Die Vorlage immer vor Augen: Gerhard Rieder legt letzte Hand an eine Narrenmaske. Foto: Schnabl Foto: Lahrer Zeitung

Porträt: Gerhard Rieder schnitzt Narrenmasken / 77-jähriger Kenzinger ist ein Meister seines Fachs

Ein Besuch bei Gerhard Rieder, pensionierter Lehrer und passionierter Maskenschnitzer, ist beeindruckend. Einmal das Treppenhaus hoch und runter – und der Besucher wird von einer Vielzahl meisterhafter Masken angestarrt.

Kenzingen. Insgesamt sogar mehr als 1000 Larven hat Rieder bisher in seiner Werkstatt angefertigt. Und die Anfragen werden nicht weniger. Hauptabnehmer sind die Zünfte. "So um die 25 Auftraggeber werden es schon sein", sagt er, während er einen Rohling in die Hobelbank einspannt. Bereitwillig erzählt er über den Entstehungsprozess vom kantigen Lindenklotz bis zur fertigen, grimmig dreinschauenden Narrenmaske.

Rieder berichtet, dass er das Maskenschnitzen auch erst lernen musste. 1973 sei ihm zum Beispiel bei einem Auftrag der Endinger Jockele ein Fauxpas unterlaufen. Rieder schwingt den Holzhammer und deutet sein damaliges Malheur an: Quer zur Holzmaserung verunstaltete der Meisel das Erstlingswerk, das anschließend im Ofen entsorgt wurde. Indes – der Fehlschlag motivierte, Rieder lernte hinzu und avancierte vom Anfänger zum Profi. Auf 70 verschiedene Entwürfe beansprucht er mittlerweile das Copyright.

Noch wirkt der Quader wie ein Stück Holz. Mit dem sogenannten Schnitzbeitel bearbeitet der Könner das eingespannte Gehölz, bis es eine furchterregenden Fratze zeigt. Vom Hohlblock bis zum letzten Farbtupfer liegen um die zwölf Stunden Arbeit.

Eine daumengroße Warze muss auf die Stirn, auch ein tief unter dem Auge liegendes Muttermal unterstreicht die "gruselige" Wirkung der Maske. Je mehr Wangenfalten, desto grässlicher – und das Kinn darf ruhig extrem spitz ausfallen. Rieder schert sich nicht um die Knigge’schen Benimmregeln: Er bohrt bewusst in der Nase, denn der Maskenträger braucht bei seinem Treiben Luft zum Atmen. Auch das Gebiss erfordert seine ganze Aufmerksamkeit: Das Beißwerkzeug der Maske gestaltet er lückenhaft und brüchig bis in die hinteren Kieferpartien.

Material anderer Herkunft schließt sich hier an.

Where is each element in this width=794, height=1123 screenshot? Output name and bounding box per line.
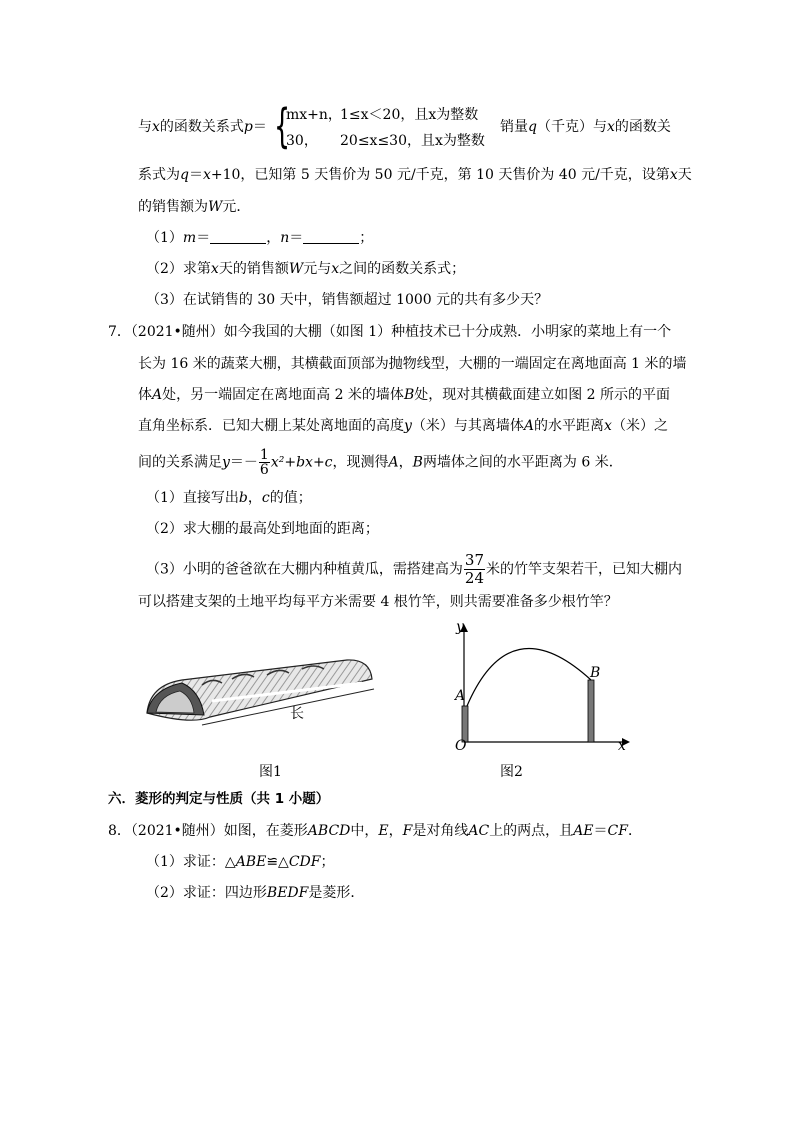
answer-blank-n[interactable] [303, 229, 359, 244]
p6-sub3: （3）在试销售的 30 天中，销售额超过 1000 元的共有多少天？ [146, 292, 549, 308]
answer-blank-m[interactable] [210, 229, 266, 244]
p6-line2: 系式为q＝x+10，已知第 5 天售价为 50 元/千克，第 10 天售价为 40 元/千克，设第x天 [138, 167, 692, 183]
x-axis-label: x [618, 738, 626, 754]
p7-line3: 体A处，另一端固定在离地面高 2 米的墙体B处，现对其横截面建立如图 2 所示的平面 [138, 387, 671, 403]
p8-sub2: （2）求证：四边形BEDF是菱形． [146, 885, 365, 901]
p6-line1-left: 与x的函数关系式p＝ [138, 119, 267, 135]
fraction-one-sixth: $\frac{1}{6}$ [259, 447, 269, 478]
wall-b [588, 680, 594, 742]
fraction-37-24: $\frac{37}{24}$ [464, 551, 484, 587]
piecewise-case1: mx+n，1≤x＜20，且x为整数 [286, 107, 479, 123]
p7-line4: 直角坐标系．已知大棚上某处离地面的高度y（米）与其离墙体A的水平距离x（米）之 [138, 418, 668, 434]
p6-sub1: （1）m＝ ，n＝ ； [146, 230, 374, 246]
figure-1-caption: 图1 [259, 764, 282, 780]
p6-sub2: （2）求第x天的销售额W元与x之间的函数关系式； [146, 261, 466, 277]
length-label: 长 [290, 706, 304, 722]
wall-a [462, 706, 468, 742]
p8-sub1: （1）求证：△ABE≌△CDF； [146, 854, 335, 870]
point-a-label: A [455, 688, 466, 704]
p8-line1: 8．（2021•随州）如图，在菱形ABCD中，E，F是对角线AC上的两点，且AE＝CF． [108, 823, 642, 839]
parabola-curve [467, 649, 591, 706]
origin-label: O [455, 738, 467, 754]
p7-line5: 间的关系满足y＝－ $\frac{1}{6}$ x²+bx+c，现测得A，B两墙体之间的水平距离为 6 米． [138, 447, 623, 478]
figure-2-caption: 图2 [500, 764, 523, 780]
section-heading: 六．菱形的判定与性质（共 1 小题） [108, 791, 330, 807]
p6-line1-right: 销量q（千克）与x的函数关 [500, 119, 671, 135]
p7-line1: 7．（2021•随州）如今我国的大棚（如图 1）种植技术已十分成熟．小明家的菜地上有一个 [108, 324, 672, 340]
y-axis-label: y [456, 619, 464, 635]
p7-sub3: （3）小明的爸爸欲在大棚内种植黄瓜，需搭建高为 $\frac{37}{24}$ 米的竹竿支架若干，已知大棚内 [146, 551, 682, 587]
piecewise-brace: { [274, 99, 291, 153]
coordinate-figure-2 [450, 618, 640, 756]
p7-line2: 长为 16 米的蔬菜大棚，其横截面顶部为抛物线型，大棚的一端固定在离地面高 1 米的墙 [138, 356, 687, 372]
p7-sub2: （2）求大棚的最高处到地面的距离； [146, 521, 379, 537]
point-b-label: B [590, 665, 601, 681]
greenhouse-figure-1 [142, 655, 382, 740]
p6-line3: 的销售额为W元． [138, 199, 251, 215]
piecewise-case2: 30， 20≤x≤30，且x为整数 [286, 133, 485, 149]
p7-sub1: （1）直接写出b，c的值； [146, 490, 312, 506]
p7-sub3-cont: 可以搭建支架的土地平均每平方米需要 4 根竹竿，则共需要准备多少根竹竿？ [138, 594, 618, 610]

Je mehr das Konterfei abschreckt, desto mehr sieht der 77-Jährige seine Arbeit als gelungen an. Doch er gestaltet natürlich auch Narrenmasken mit freundlicher Anmutung – ganz, wie es gewünscht wird.

Die letzten Nuancen werden durch die Farbgebung erzielt. Dazu wird aufgeschwemmte Pulverfarbe mit offenporigem Schutzmittel vermengt und aufgebracht. Das kostet Zeit, die Farbe soll aber auch nicht zu schnell trocknen, damit noch Korrekturen im Teint möglich sind.

Eine gebrochene Nase heilt schnell mit Leim

Derzeit hat Rieder Fastnachtsferien – bis in den September. Doch die Zeit nutzt er für Reparaturen von Masken. Eine gebrochene Nase heilt schnell mit Leim, der Riss im Kopf auch. Das schüttere Haar bekommt Rosshaar eingebohrt, während die Augenpartie geschwärzt wird.

Das läuft in der Üsenbergstraße alles nebenbei. Zur Abwechslung geht Rieder beim Gegenstand seiner Arbeit auch mal fremd. Ein Duzend Schaukelpferdchen stehen in seinem "Stall", von denen er kürzlich wieder eines der neuen Kindertagesstätte Franziskanergarten vermacht hat. Auch Reliefarbeiten führt er in seinem Sortiment. Im Auftrag des Flurbereinigungsamts hat er außerdem Wander- und Orientierungstafeln bis zu einer Größe von zwei auf zwei Meter gefertigt.

Auf die Frage, ob bei so viel akribischer wie zeitintensiver Arbeit noch Zeit bleibt, selbst die Welle-Bengel-Fasnet mitzuerleben, lächelt Gerhard Rieder. Den Kappenabend lässt er sich ebenso nicht entgehen wie den örtlichen Umzug. Die aktive Fasentteilnahme überlässt Rieder seiner Frau Mathilde, die bei den Schnurrwiebern mitmischt.